Beyond The Reference Genome: How pangenomics is changing the game
/Jack Royle
Reference genomes have long been the backbone of genomic research. These 'one-size-fits-all' representations are typically constructed from sequencing projects that use just a single representative. While there is no doubt that they have been invaluable, they fall short in capturing the full genetic diversity within a species - who’s to say that the one individual chosen to be sequenced has the full gamut of every piece of information in their genome?
Thanks to the increased throughput of the new PacBio Revio®, we can now sequence the genomes of multiple individuals of a species at a fraction of what it used to cost previously, in quite a short amount of time. Unlike short-read sequencing, the HiFi reads of the Revio provide significantly longer stretches of DNA sequence at Q30+ quality, making it easier to resolve complex genomic regions, including repetitive elements and large structural variations. These advancements mean we can move beyond the era of a single reference genome, and into the ‘pangenomic era’.
The beginnings of building a reference pangenome is quite simple – by sequencing multiple individuals of a species, we can assemble both the ‘core’ genome (shared by all individuals) as well as the accessory, or satellite genome, that accounts for the unique variations found in individuals. With HiFi reads, we can also include epigenetic information, as DNA methylation is natively read during the sequencing run. With enough coverage, it is even possible to generate haplotype-phased pangenomes! These genomes are then mapped into a ‘Pangenome graph’, providing co-ordinates for each variation. This approach is also iterative, allowing information to be added in the future, whether that be full-length Isoforms for gene information, or even more genomes as new variants of a species are discovered.

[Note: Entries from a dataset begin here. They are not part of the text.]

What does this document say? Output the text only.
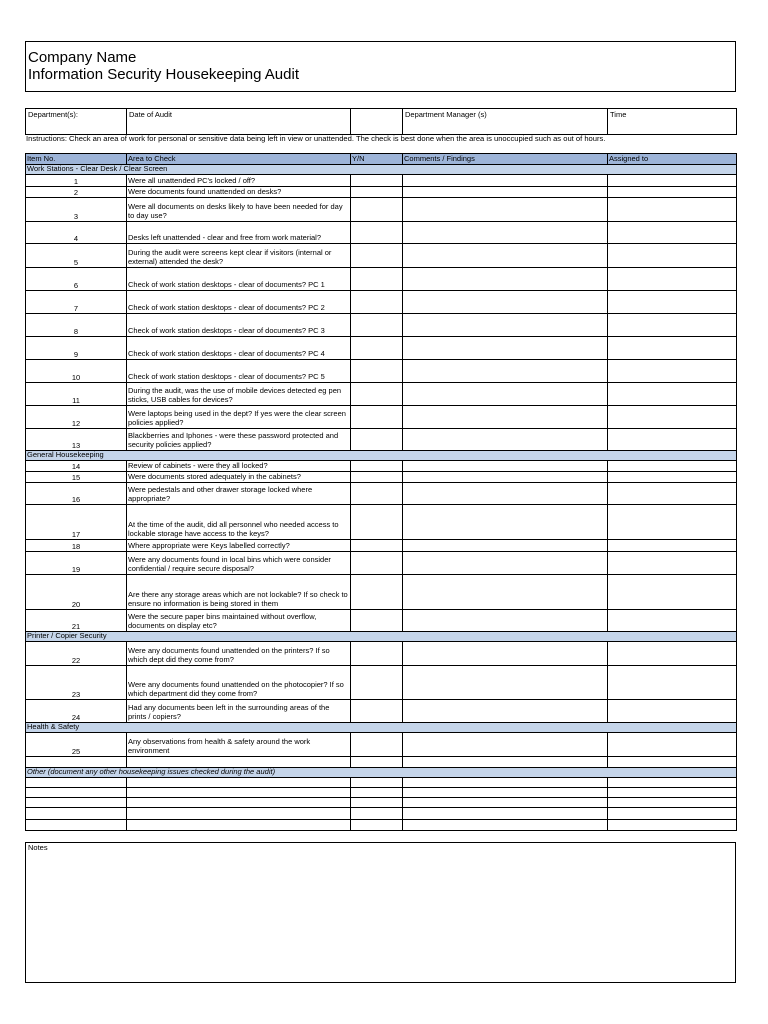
Company Name

Information Security Housekeeping Audit

Department(s):	Date of Audit		Department Manager (s)	Time
Instructions: Check an area of work for personal or sensitive data being left in view or unattended. The check is best done when the area is unoccupied such as out of hours.
Item No.	Area to Check	Y/N	Comments / Findings	Assigned to
Work Stations - Clear Desk / Clear Screen				
1	Were all unattended PC's locked / off?			
2	Were documents found unattended on desks?			
3	Were all documents on desks likely to have been needed for day to day use?			
4	Desks left unattended - clear and free from work material?			
5	During the audit were screens kept clear if visitors (internal or external) attended the desk?			
6	Check of work station desktops - clear of documents? PC 1			
7	Check of work station desktops - clear of documents? PC 2			
8	Check of work station desktops - clear of documents? PC 3			
9	Check of work station desktops - clear of documents? PC 4			
10	Check of work station desktops - clear of documents? PC 5			
11	During the audit, was the use of mobile devices detected eg pen sticks, USB cables for devices?			
12	Were laptops being used in the dept? If yes were the clear screen policies applied?			
13	Blackberries and Iphones - were these password protected and security policies applied?			
General Housekeeping				
14	Review of cabinets - were they all locked?			
15	Were documents stored adequately in the cabinets?			
16	Were pedestals and other drawer storage locked where appropriate?			
17	At the time of the audit, did all personnel who needed access to lockable storage have access to the keys?			
18	Where appropriate were Keys labelled correctly?			
19	Were any documents found in local bins which were consider confidential / require secure disposal?			
20	Are there any storage areas which are not lockable? If so check to ensure no information is being stored in them			
21	Were the secure paper bins maintained without overflow, documents on display etc?			
Printer / Copier Security				
22	Were any documents found unattended on the printers? If so which dept did they come from?			
23	Were any documents found unattended on the photocopier? If so which department did they come from?			
24	Had any documents been left in the surrounding areas of the prints / copiers?			
Health & Safety				
25	Any observations from health & safety around the work environment			

Other (document any other housekeeping issues checked during the audit)				

Notes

Utilising a pangenome as a reference is already having notable effects in communities, with the Chinese Pangenome Consortium already identifying variations showing considerable differentiation among different ethnic groups, including novel deletions that cause anemia in Southern Chinese and Southeast Asian Populations - missed previously due to a lack of diverse genomic information in previous reference datasets.1 The impact is also seen in agriculture, where previously missed structural variants are now being identified as disease resistance markers and are linked to phenotypic outcomes.2
The Pangenome approach ultimately provides a more comprehensive view of the genetic landscape, enabling us to uncover hidden secrets in the genomes of organisms, provide more personalised medical treatments, and better understand the complex relationships between genetics and traits. The game is changing, and the possibilities are endless as we journey into the era of pangenomics.